2) D’autres personnes n’ont pas conscience de l’aspect protecteur de ce trouble,
considérant la compulsion comme une partie noire d’elle-même, quasi démoniaque qui
les posséde. Ces personnes n’établissent pas de lien entre prise alimentaire et difficulté à
contrôler leur vie émotionnelle. Plus rigoureuses, sévères avec elles-mêmes, elles ne
s’autorisent que peu de plaisir, d’où la perte de contrôle alimentaire, recherche d’un
moment anesthésiant et… agréable.
3) On trouve également des cas d’hyperphagie chez des mères de famille de 45, 50 ans
dont les enfants ont quitté le giron familial. La mari est absent, elles vivent peu en tant
que femme : ayant perdu leur unique statut, celui de mère dans lequel elles s’étaient
fortement investies, elles comblent le vide avec un plaisir personnel, alimentaire.
Contrôle, anesthésie, plaisir, compensation, le trouble alimentaire trouve donc sa place
en apportant une stratégie d’adaptation à un système et un mode de vie émotionnels
inadaptés au bien-être.
Petit panorama psychologique
Contrairement aux personnes souffrant de boulimie et a fortiori à celles souffrant
d’anorexie, les personnes qui consultent pour hyperphagie sont assez souvent disponibles
et souriantes. Elles maintiennent une distance relationnelle assez importante. Cette
distance de sécurité, révélatrice d’une insécurité relationnelle est importante. On peut
d’ailleurs se demander si le poids ne constitue pas, spatialement, une sorte d’ »air bag »

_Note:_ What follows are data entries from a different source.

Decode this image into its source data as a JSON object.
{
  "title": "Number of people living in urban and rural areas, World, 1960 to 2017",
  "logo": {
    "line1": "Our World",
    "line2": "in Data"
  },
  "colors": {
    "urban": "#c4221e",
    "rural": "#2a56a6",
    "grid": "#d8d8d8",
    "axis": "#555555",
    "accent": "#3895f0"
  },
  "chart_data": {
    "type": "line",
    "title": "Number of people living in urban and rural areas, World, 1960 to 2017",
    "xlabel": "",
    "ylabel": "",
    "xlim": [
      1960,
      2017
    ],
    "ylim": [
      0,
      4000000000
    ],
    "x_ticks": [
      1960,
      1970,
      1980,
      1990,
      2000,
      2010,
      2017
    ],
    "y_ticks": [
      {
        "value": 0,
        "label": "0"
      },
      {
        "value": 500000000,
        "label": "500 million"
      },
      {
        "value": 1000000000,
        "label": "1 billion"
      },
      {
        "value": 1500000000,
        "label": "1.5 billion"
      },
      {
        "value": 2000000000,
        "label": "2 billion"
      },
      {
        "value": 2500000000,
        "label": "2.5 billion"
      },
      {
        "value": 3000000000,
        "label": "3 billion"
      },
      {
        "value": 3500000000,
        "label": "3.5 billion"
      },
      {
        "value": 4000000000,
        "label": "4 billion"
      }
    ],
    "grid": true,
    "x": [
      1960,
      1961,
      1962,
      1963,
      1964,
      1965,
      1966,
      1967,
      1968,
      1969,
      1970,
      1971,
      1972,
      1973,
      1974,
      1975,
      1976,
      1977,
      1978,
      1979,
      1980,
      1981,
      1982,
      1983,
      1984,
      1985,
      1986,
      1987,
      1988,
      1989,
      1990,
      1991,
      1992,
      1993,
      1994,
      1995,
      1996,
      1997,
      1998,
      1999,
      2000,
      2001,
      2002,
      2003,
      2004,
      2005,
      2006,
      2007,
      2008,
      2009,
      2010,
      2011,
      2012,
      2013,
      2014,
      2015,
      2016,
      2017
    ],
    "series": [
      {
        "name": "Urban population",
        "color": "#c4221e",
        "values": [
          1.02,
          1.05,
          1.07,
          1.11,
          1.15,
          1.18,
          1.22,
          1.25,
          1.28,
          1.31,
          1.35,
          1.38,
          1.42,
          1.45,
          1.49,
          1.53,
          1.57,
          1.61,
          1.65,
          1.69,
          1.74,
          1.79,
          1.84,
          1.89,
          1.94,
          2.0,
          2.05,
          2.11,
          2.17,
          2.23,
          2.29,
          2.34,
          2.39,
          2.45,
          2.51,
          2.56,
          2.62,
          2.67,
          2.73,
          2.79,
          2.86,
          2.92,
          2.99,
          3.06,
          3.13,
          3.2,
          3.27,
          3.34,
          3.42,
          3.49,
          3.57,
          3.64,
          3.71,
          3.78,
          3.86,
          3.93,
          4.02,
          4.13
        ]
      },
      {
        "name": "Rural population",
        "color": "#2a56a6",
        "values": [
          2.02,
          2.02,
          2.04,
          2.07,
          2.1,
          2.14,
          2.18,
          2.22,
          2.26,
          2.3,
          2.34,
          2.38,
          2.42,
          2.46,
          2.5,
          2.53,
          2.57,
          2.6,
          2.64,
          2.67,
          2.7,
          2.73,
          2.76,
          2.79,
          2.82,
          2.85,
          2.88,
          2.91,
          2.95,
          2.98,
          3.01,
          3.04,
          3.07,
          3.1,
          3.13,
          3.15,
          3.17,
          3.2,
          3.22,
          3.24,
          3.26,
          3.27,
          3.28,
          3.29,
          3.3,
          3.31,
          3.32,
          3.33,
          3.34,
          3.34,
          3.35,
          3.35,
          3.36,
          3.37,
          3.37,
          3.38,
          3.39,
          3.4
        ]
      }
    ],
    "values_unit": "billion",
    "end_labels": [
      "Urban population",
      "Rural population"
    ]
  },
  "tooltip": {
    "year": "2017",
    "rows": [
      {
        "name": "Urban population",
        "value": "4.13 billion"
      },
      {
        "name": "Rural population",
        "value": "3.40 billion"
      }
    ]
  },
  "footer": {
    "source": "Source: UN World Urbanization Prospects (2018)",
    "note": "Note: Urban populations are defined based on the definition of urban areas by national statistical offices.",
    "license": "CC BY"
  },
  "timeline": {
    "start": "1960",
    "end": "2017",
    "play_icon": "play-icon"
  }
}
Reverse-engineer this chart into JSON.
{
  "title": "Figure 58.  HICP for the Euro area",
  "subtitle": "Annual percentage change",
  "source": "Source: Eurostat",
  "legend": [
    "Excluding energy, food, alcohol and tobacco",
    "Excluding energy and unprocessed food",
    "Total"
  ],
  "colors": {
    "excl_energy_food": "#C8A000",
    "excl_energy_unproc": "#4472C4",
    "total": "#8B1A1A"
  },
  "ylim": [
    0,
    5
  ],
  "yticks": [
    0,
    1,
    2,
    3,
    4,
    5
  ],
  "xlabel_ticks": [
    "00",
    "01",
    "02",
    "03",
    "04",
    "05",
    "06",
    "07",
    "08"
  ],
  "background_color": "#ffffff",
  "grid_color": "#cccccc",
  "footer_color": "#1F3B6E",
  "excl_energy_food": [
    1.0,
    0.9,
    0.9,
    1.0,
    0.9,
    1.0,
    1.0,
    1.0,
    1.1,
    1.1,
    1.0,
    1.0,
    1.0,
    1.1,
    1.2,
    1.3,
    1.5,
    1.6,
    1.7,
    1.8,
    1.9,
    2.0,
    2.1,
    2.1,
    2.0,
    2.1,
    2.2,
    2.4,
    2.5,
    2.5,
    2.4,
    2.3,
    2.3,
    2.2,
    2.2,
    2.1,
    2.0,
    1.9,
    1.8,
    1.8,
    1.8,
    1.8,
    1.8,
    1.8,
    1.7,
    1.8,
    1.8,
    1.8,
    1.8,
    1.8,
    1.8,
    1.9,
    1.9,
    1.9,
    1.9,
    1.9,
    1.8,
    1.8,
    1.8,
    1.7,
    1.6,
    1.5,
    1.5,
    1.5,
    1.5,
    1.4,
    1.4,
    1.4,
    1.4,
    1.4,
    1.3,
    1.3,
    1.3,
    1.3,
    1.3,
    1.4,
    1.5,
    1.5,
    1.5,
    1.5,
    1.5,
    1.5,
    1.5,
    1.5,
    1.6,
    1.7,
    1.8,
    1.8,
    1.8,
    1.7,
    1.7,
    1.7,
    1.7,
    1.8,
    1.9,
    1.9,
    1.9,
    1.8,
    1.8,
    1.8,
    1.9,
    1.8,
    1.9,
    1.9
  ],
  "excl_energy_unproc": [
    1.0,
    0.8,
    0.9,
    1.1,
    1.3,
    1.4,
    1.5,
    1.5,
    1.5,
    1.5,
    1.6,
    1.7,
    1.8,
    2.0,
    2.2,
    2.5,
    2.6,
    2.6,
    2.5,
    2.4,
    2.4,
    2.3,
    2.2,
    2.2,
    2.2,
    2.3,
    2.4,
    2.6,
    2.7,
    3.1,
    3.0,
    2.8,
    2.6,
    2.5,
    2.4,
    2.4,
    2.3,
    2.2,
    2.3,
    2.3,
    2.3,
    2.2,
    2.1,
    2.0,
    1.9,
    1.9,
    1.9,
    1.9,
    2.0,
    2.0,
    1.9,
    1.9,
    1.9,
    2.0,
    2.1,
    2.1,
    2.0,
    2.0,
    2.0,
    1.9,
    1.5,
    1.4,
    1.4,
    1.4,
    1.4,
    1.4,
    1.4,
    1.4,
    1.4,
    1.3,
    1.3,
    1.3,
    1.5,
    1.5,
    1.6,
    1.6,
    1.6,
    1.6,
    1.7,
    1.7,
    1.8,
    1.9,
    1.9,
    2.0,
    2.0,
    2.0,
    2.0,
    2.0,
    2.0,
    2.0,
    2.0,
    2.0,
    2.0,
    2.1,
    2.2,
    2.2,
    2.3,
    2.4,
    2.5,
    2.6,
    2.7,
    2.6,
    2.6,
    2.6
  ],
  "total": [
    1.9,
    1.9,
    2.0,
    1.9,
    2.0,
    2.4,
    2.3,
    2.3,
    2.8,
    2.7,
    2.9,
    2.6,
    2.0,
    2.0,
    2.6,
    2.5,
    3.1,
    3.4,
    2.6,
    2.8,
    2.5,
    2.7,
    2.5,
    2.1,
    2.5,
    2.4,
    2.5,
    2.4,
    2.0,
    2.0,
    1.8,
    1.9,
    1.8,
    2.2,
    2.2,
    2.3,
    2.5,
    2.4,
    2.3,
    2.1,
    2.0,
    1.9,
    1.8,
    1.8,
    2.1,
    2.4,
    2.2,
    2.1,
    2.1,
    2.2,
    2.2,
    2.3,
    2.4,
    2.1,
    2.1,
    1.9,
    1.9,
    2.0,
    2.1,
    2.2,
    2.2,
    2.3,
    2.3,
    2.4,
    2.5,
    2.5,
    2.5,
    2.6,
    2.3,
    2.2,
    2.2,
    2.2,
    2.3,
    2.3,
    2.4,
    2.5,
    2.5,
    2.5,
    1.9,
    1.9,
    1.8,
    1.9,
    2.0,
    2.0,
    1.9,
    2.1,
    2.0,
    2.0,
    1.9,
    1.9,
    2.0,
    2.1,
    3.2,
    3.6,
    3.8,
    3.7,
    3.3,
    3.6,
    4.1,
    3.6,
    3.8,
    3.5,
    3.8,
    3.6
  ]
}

relationnel. Le yoyo effectué lors des tentatives de régime témoigne d’ailleurs de cette
zone de sécurité subjective, en rapport avec le poids : la personne ne peut perdre de
poids au-delà ce seuil sous peine d’être fragilisée, en danger. On voit là la difficulté de
traitement de ce type de difficulté : le problème (être en surpoids) est également une
solution (se protéger, se faire plaisir…).
Là où il y avait « acorporalité » dans l’anorexie, on peut parler ici plutôt d’atténuation :
les vètements sont souvent amples, asexués, sans recherche particulière sauf d’être
dissimulé. Cette atténuation, sorte d’auto-censure, est également présente dans les
échanges ou tout est modéré, positif comme négatif, agréable ou désagréable.
Un contexte familial de dévalorisation (personnelle ou en comparaison vec un autre
membre de la famille), climat douloureux, est fréquemment à l’origine de ces
mécanismes. Si elles ont vécu des brimades, vexations, entre autres au sujet du poids,
ces personnes dégagent plutôt de la tristesse de ce sentiment d’injustice, non de la
colère. Un état dépressif est d’ailleurs assez souvent concomitant.
C’est un peu ici le cas du bouc émissaire, qui développe une énergie considérable pour
obtenir la reconnaissance et en faisant cela s’oublie, s’efface complètement en tant
qu’individu : loyauté, hyperempathie, docilité voire compromission... Mais rien n’apporte
ce qui est attendu. Ceci crée une atmosphère chronique d’insatisfaction, d’auto-
dévalorisation et de tristesse.
La personne hyperphage est souvent le « paratonnerre » de la famille, endossant les
insatisfactions parentales, établissant fréquemment un lien très fort avec la maman.
Cette relation la rend dépendante d’une reconnaissance qui n’arrive pas.
Ces éléments génèrent une basse estime de soi, sentiment de ne pas être capable, de ne
pas être à la hauteur. Alors à quoi bon ? Autant manger.